Commercial mortgages can be very tricky waters to navigate, with so many obstacles to overcome, forms to complete and mortgages to compare. It can be a hard task to figure out where to start. Do you approach banks or private lenders? Is your financial plan accurate and up to date? Here’s a handy walk-through for commercial mortgages for shops:

Taking your first steps

Unlike a residential mortgage there is a lot more risk connected to commercial mortgages, which is why the application is a lot more complex. It can be very difficult to get accurate quotes based on your mortgage without going directly to each and every lender. Certain lenders do not like to give mortgages to certain businesses, so for example if you have a corner shop then you may waste time approaching lenders who do not consider mortgages to corner shops. As a result this process tends to take a lot of time and hard work in order to get a large collection of estimates – it is recommended that you use a commercial mortgage broker to help speed this process up, giving you many quotes in a shorter time-frame.

Types of Commercial Mortgage

There are various types of commercial mortgages specifically designed for retail properties; each being given different terms and being offered by various lenders. However, there are two main mortgage options: fixed rate and variable rate mortgages. The differences between the two are stated in the names – a fixed rate has consistent interest rates and repayments throughout the loan, while variable changes depending on how the market is performing.

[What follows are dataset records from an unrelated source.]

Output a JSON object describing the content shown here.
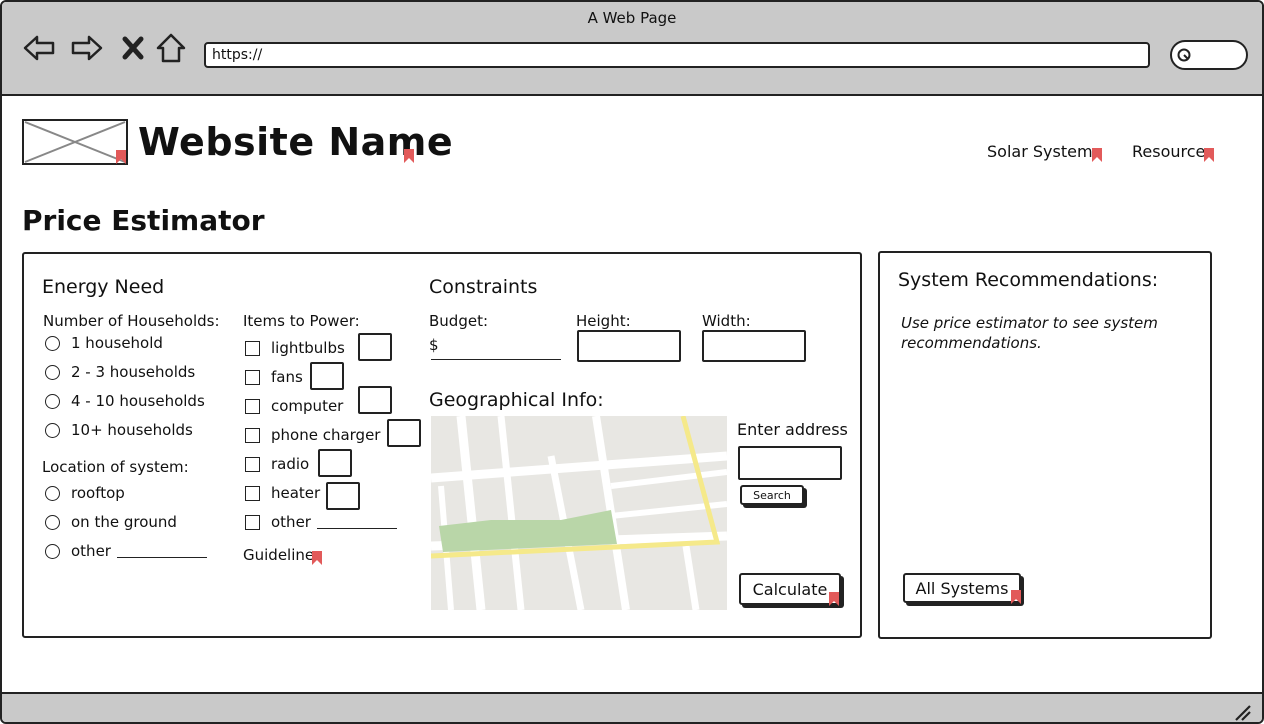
{
  "window": {
    "title": "A Web Page"
  },
  "browser": {
    "url": "https://"
  },
  "header": {
    "site_name": "Website Name",
    "nav": [
      "Solar Systems",
      "Resources"
    ]
  },
  "page_title": "Price Estimator",
  "energy": {
    "heading": "Energy Need",
    "households_label": "Number of Households:",
    "households_options": [
      "1 household",
      "2 - 3 households",
      "4 - 10 households",
      "10+ households"
    ],
    "location_label": "Location of system:",
    "location_options": [
      "rooftop",
      "on the ground",
      "other"
    ],
    "items_label": "Items to Power:",
    "items": [
      "lightbulbs",
      "fans",
      "computer",
      "phone charger",
      "radio",
      "heater",
      "other"
    ],
    "guidelines_link": "Guidelines"
  },
  "constraints": {
    "heading": "Constraints",
    "budget_label": "Budget:",
    "currency": "$",
    "height_label": "Height:",
    "width_label": "Width:"
  },
  "geo": {
    "heading": "Geographical Info:",
    "address_label": "Enter address",
    "search_button": "Search"
  },
  "calculate_button": "Calculate",
  "recommendations": {
    "title": "System Recommendations:",
    "placeholder_text": "Use price estimator to see system recommendations.",
    "all_systems_button": "All Systems"
  },
  "colors": {
    "chrome": "#c9c9c9",
    "map_bg": "#e8e7e3",
    "map_road": "#ffffff",
    "map_highway": "#f5e98a",
    "map_park": "#b9d6a8",
    "link_flag": "#e25a5a"
  }
}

There are a range of pros and cons for each type of mortgage, which one you choose will depend on the stability of your store as well as what the future of the economy looks like.

Things to consider

When you’re initially planning on acquiring a commercial mortgage for your company you will need to do thorough research, like with every business decision. Before any lender will consider your application they will need to know that your shop is capable of repaying the loan. As a result of this you will need to ensure that your profitability is high enough that they don’t see your company as a risk. Typically there will need to be some sort of collateral that is put in place as a security measure, this could be the business itself or your private residence – these are usually worked out with the lenders before the contract is signed. Finally, you will need to ensure that the commercial mortgage you chose is the right one for you.

Using a commercial mortgage broker

Getting your first commercial mortgage is a massive step and, like with running a shop, it can be very difficult to do on your own. Although you may be successful in getting several competitive quotes, unless you have spent the time making sure you get a quote from every lender you may not receive the best possible rates. The more money you can save on a mortgage, the more you can put back into running your store! By using commercial mortgage brokers they will approach every possible lender in order to find the best rates on the market to suit your business. Brokers can take away the stress involved with phoning, emailing and constant meetings with lenders, leaving you free to manage your store and carry on with your day-to-day life.